De betekenis van de term cybercrime is dezelfde als die van cybercriminaliteit of computercriminaliteit. Hierbij gaat het om misdaad gepleegd met ICT, gericht op ICT. Het strafbare feit wordt dus gepleegd met een computer, smartphone, smartwatch of tablet, kortom alles waar een processor in zit. Cybercrime voorbeelden zijn hacking, DDoS-aanvallen, ransomware, virussen, malware, enzovoort.
U hoeft geen computer of internetaansluiting te hebben om slachtoffer te worden van cybercriminelen. Zo bevatten de meeste telefoons en bankpassen computerchips, die kunnen worden gemanipuleerd.
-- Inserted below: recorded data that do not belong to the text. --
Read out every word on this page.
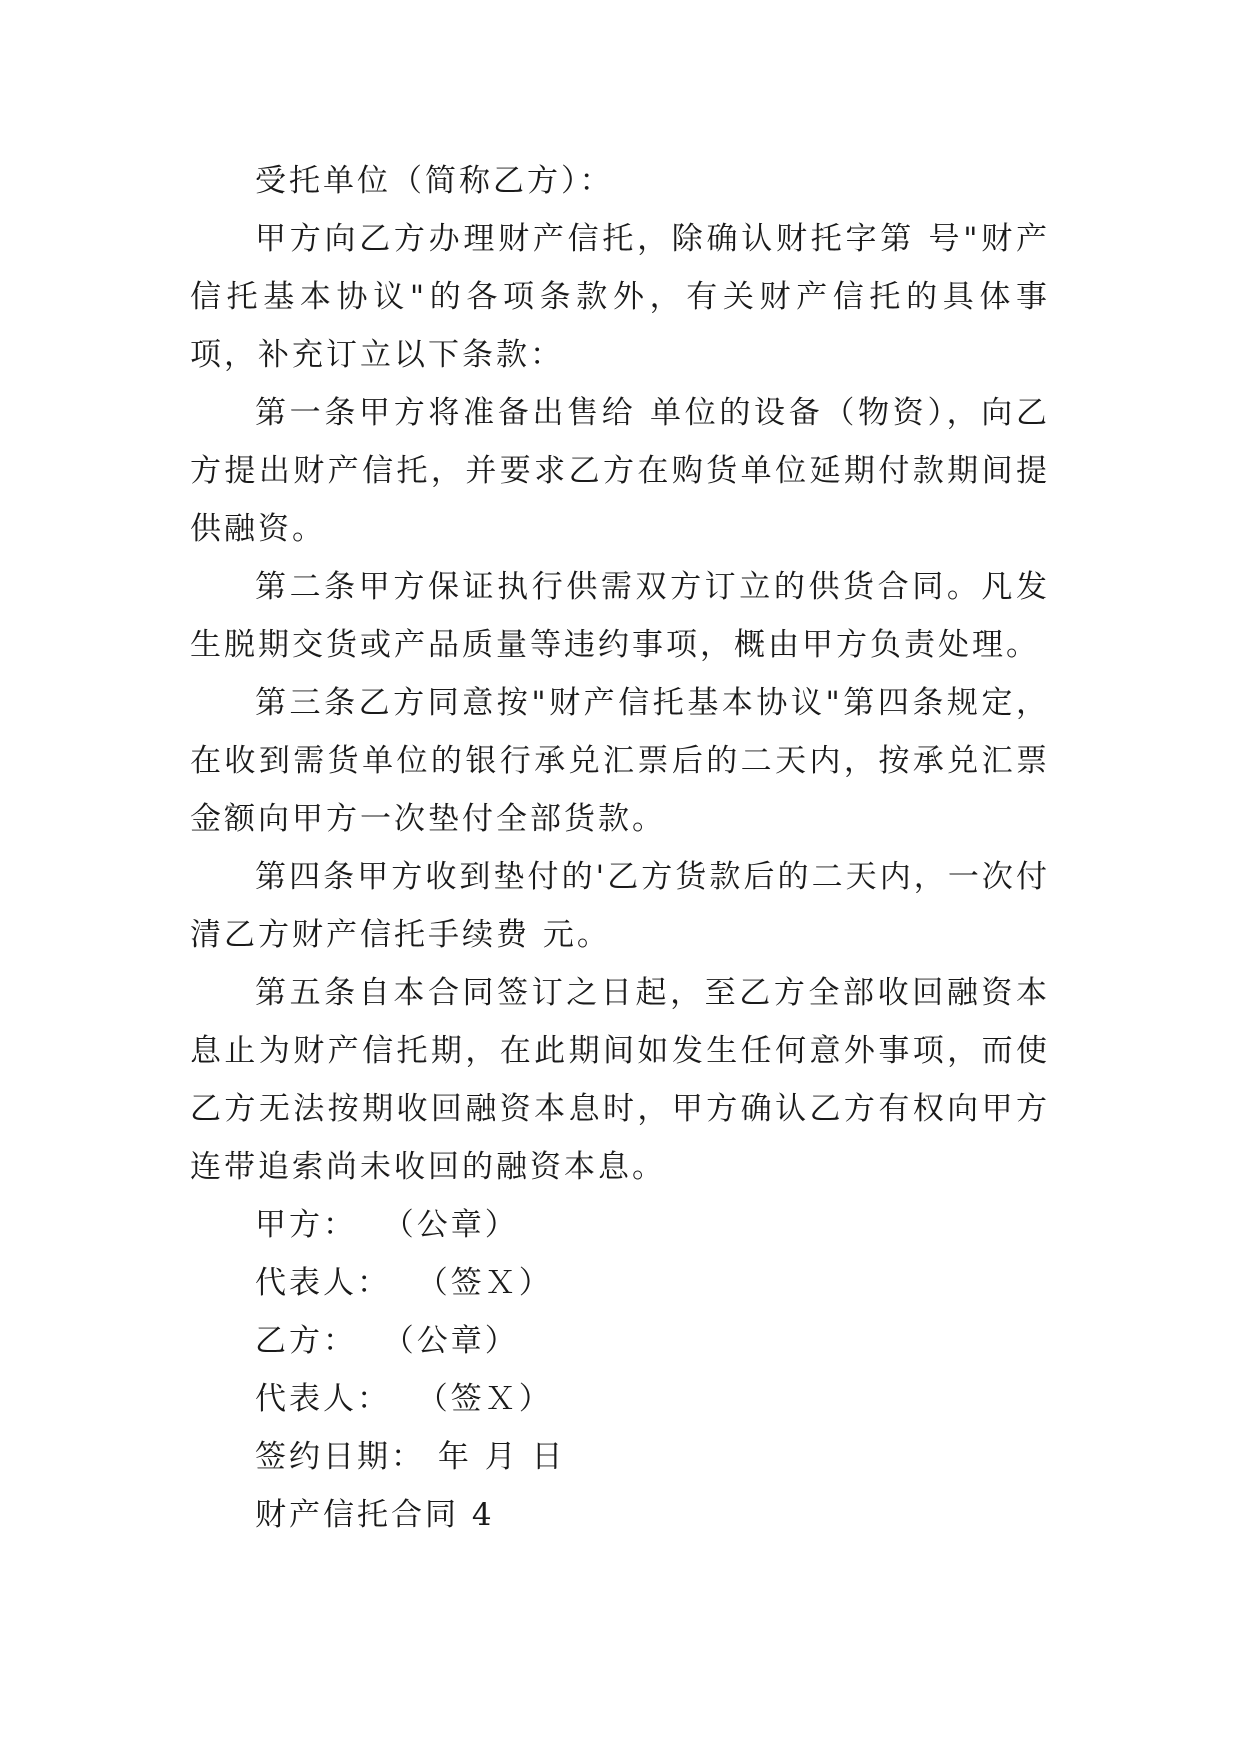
受托单位（简称乙方）：

甲方向乙方办理财产信托，除确认财托字第 号"财产信托基本协议"的各项条款外，有关财产信托的具体事项，补充订立以下条款：

第一条甲方将准备出售给 单位的设备（物资），向乙方提出财产信托，并要求乙方在购货单位延期付款期间提供融资。

第二条甲方保证执行供需双方订立的供货合同。凡发生脱期交货或产品质量等违约事项，概由甲方负责处理。

第三条乙方同意按"财产信托基本协议"第四条规定，在收到需货单位的银行承兑汇票后的二天内，按承兑汇票金额向甲方一次垫付全部货款。

第四条甲方收到垫付的'乙方货款后的二天内，一次付清乙方财产信托手续费 元。

第五条自本合同签订之日起，至乙方全部收回融资本息止为财产信托期，在此期间如发生任何意外事项，而使乙方无法按期收回融资本息时，甲方确认乙方有权向甲方连带追索尚未收回的融资本息。

甲方：  （公章）

代表人：  （签Ｘ）

乙方：  （公章）

代表人：  （签Ｘ）

签约日期： 年 月 日

财产信托合同 4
Maar ook bedrijfssystemen, moderne auto’s en chipkaarten zijn vatbaar voor cybercriminaliteit . Voor het plegen van cybercrime gebruiken criminelen speciale apparatuur en software. Daarom hanteert de politie voor de opsporing ook geavanceerde middelen en technieken.
Daarnaast komt er ook steeds meer gedigitaliseerde criminaliteit voor waarbij klassieke delicten online gepleegd worden, zoals internetoplichting, afpersing via e-mail, phishing, enzovoort.
Een combinatie van beide verschijningsvormen is ook mogelijk, bijvoorbeeld het inloggen op een account met inloggegevens die via phishing zijn bemachtigd.